A watercolour of a crowded street scene. At the centre, Bolingbroke is mounted on a white horse, wearing a gold doublet and clutching his feathered hat to his chest; he looks up to acknowledge the figures waving at him from balconies and windows. Surrounding Bolingbroke are festively-dressed citizens. On the left, a woman wears a flower garland and carries a basket of flowers. Several men have removed their hats in salutation, mimicking Bolingbroke’s gesture. A boy in blue and orange gestures expansively in welcome at the bottom centre of the frame. On the right, a bearded man points at Bolingbroke, his face turned towards his wife, who clutches his arm. A woman offers a rose to Bolingbroke. A forest of spears and halberd in the background implies that Bolingbroke rides at the head of an army. On both sides and in the background, windows are filled with spectators; on the left, a child holds a green banner labelled ‘God save Kyng Henry'. Flags and garlands hang from the buildings.

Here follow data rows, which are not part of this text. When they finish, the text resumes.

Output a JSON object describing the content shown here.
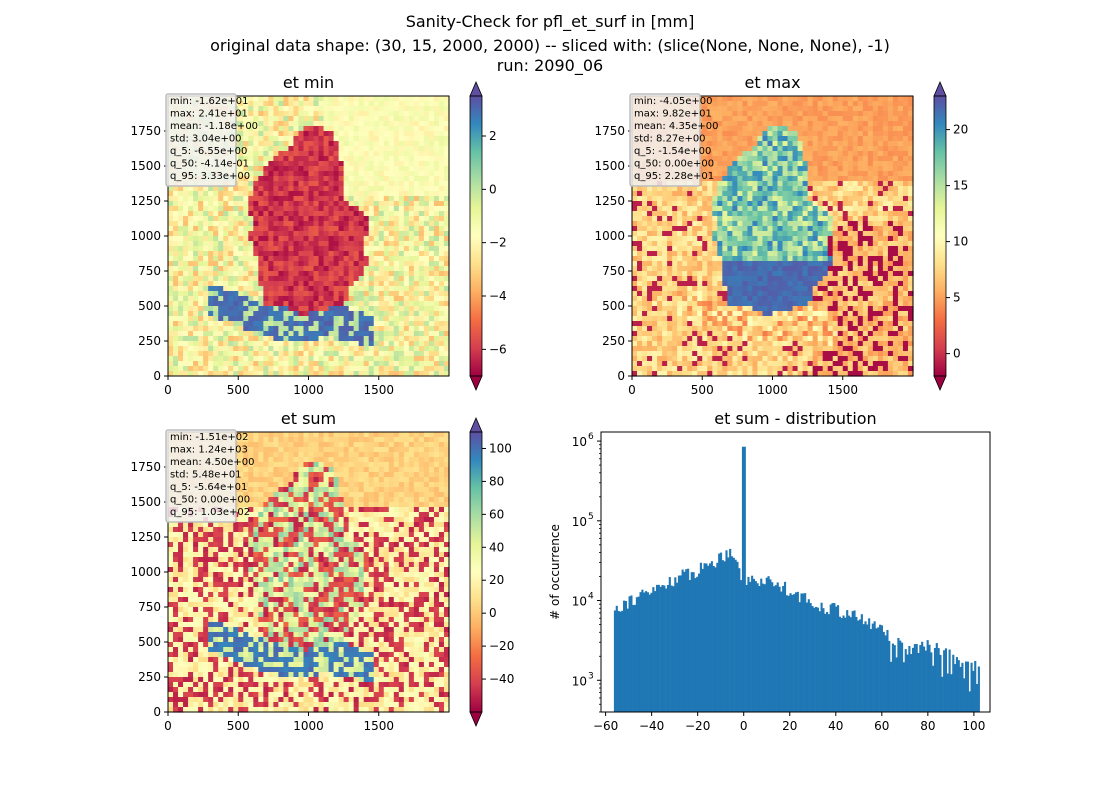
{
  "suptitle": {
    "line1": "Sanity-Check for pfl_et_surf in [mm]",
    "line2": "original data shape: (30, 15, 2000, 2000) -- sliced with: (slice(None, None, None), -1)",
    "line3": "run: 2090_06"
  },
  "colors": {
    "cmap": [
      "#9e0142",
      "#d53e4f",
      "#f46d43",
      "#fdae61",
      "#fee08b",
      "#ffffbf",
      "#e6f598",
      "#abdda4",
      "#66c2a5",
      "#3288bd",
      "#5e4fa2"
    ],
    "hist_bar": "#1f77b4",
    "germany_min": "#b52a3d",
    "germany_max": "#4fa7b0",
    "stats_box": "#f2f2f2"
  },
  "chart_data": [
    {
      "type": "heatmap",
      "id": "et_min",
      "title": "et min",
      "xlabel": "",
      "ylabel": "",
      "xlim": [
        0,
        2000
      ],
      "ylim": [
        0,
        2000
      ],
      "xticks": [
        "0",
        "500",
        "1000",
        "1500"
      ],
      "yticks": [
        "0",
        "250",
        "500",
        "750",
        "1000",
        "1250",
        "1500",
        "1750"
      ],
      "colorbar": {
        "vmin": -7,
        "vmax": 3.5,
        "extend": "both",
        "ticks": [
          "−6",
          "−4",
          "−2",
          "0",
          "2"
        ],
        "tick_values": [
          -6,
          -4,
          -2,
          0,
          2
        ]
      },
      "stats": [
        "min: -1.62e+01",
        "max: 2.41e+01",
        "mean: -1.18e+00",
        "std: 3.04e+00",
        "q_5: -6.55e+00",
        "q_50: -4.14e-01",
        "q_95: 3.33e+00"
      ]
    },
    {
      "type": "heatmap",
      "id": "et_max",
      "title": "et max",
      "xlabel": "",
      "ylabel": "",
      "xlim": [
        0,
        2000
      ],
      "ylim": [
        0,
        2000
      ],
      "xticks": [
        "0",
        "500",
        "1000",
        "1500"
      ],
      "yticks": [
        "0",
        "250",
        "500",
        "750",
        "1000",
        "1250",
        "1500",
        "1750"
      ],
      "colorbar": {
        "vmin": -2,
        "vmax": 23,
        "extend": "both",
        "ticks": [
          "0",
          "5",
          "10",
          "15",
          "20"
        ],
        "tick_values": [
          0,
          5,
          10,
          15,
          20
        ]
      },
      "stats": [
        "min: -4.05e+00",
        "max: 9.82e+01",
        "mean: 4.35e+00",
        "std: 8.27e+00",
        "q_5: -1.54e+00",
        "q_50: 0.00e+00",
        "q_95: 2.28e+01"
      ]
    },
    {
      "type": "heatmap",
      "id": "et_sum",
      "title": "et sum",
      "xlabel": "",
      "ylabel": "",
      "xlim": [
        0,
        2000
      ],
      "ylim": [
        0,
        2000
      ],
      "xticks": [
        "0",
        "500",
        "1000",
        "1500"
      ],
      "yticks": [
        "0",
        "250",
        "500",
        "750",
        "1000",
        "1250",
        "1500",
        "1750"
      ],
      "colorbar": {
        "vmin": -60,
        "vmax": 110,
        "extend": "both",
        "ticks": [
          "−40",
          "−20",
          "0",
          "20",
          "40",
          "60",
          "80",
          "100"
        ],
        "tick_values": [
          -40,
          -20,
          0,
          20,
          40,
          60,
          80,
          100
        ]
      },
      "stats": [
        "min: -1.51e+02",
        "max: 1.24e+03",
        "mean: 4.50e+00",
        "std: 5.48e+01",
        "q_5: -5.64e+01",
        "q_50: 0.00e+00",
        "q_95: 1.03e+02"
      ]
    },
    {
      "type": "bar",
      "id": "et_sum_distribution",
      "title": "et sum - distribution",
      "xlabel": "",
      "ylabel": "# of occurrence",
      "log_y": true,
      "xlim": [
        -62,
        107
      ],
      "ylim": [
        400,
        1300000
      ],
      "xticks": [
        "−60",
        "−40",
        "−20",
        "0",
        "20",
        "40",
        "60",
        "80",
        "100"
      ],
      "xtick_values": [
        -60,
        -40,
        -20,
        0,
        20,
        40,
        60,
        80,
        100
      ],
      "yticks": [
        "10",
        "10",
        "10",
        "10"
      ],
      "ytick_exponents": [
        "3",
        "4",
        "5",
        "6"
      ],
      "ytick_values": [
        1000,
        10000,
        100000,
        1000000
      ],
      "x": [
        -56.4,
        0,
        102.5
      ],
      "profile": [
        [
          -57,
          8000
        ],
        [
          -50,
          10000
        ],
        [
          -40,
          13000
        ],
        [
          -30,
          19000
        ],
        [
          -20,
          24000
        ],
        [
          -10,
          35000
        ],
        [
          -5,
          45000
        ],
        [
          -1,
          20000
        ],
        [
          0,
          850000
        ],
        [
          1,
          18000
        ],
        [
          10,
          18000
        ],
        [
          20,
          14000
        ],
        [
          30,
          9000
        ],
        [
          40,
          8000
        ],
        [
          50,
          6000
        ],
        [
          60,
          4500
        ],
        [
          70,
          2500
        ],
        [
          80,
          2800
        ],
        [
          90,
          2000
        ],
        [
          100,
          1500
        ],
        [
          102.5,
          1300
        ]
      ]
    }
  ]
}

Section One: Staging history

Shakespeare's history plays both supported and critiqued the 'Tudor myth' that Henry VII, the first Tudor, had ushered in stability and prosperity after decades of Plantagenet warfare.

Generations of royals have been schooled in the Shakespearean history that presents Elizabeth I as a 'fair vestal throned in the West', Richard II as a self-involved romantic and Richard III as a murderous hunchback.

And, in the centuries since Elizabeth, they have repeatedly 'staged' that history in support of their own legitimacy - especially at times of personal or dynastic crisis.

Watching Richard II, Queen Victoria commented on the thrill of seeing ‘her ancestors’ on the stage before her. She also tacitly endorsed the idea that she was a second Elizabeth through her patronage of the theatre.

At the same time, others found a more compelling reference point for contemporary queens in the embattled Queen Katharine of Henry VIII. Katharine's 'trial' provided ready comparative fodder for the trial of Queen Caroline, estranged wife of George IV - but also for Victoria herself.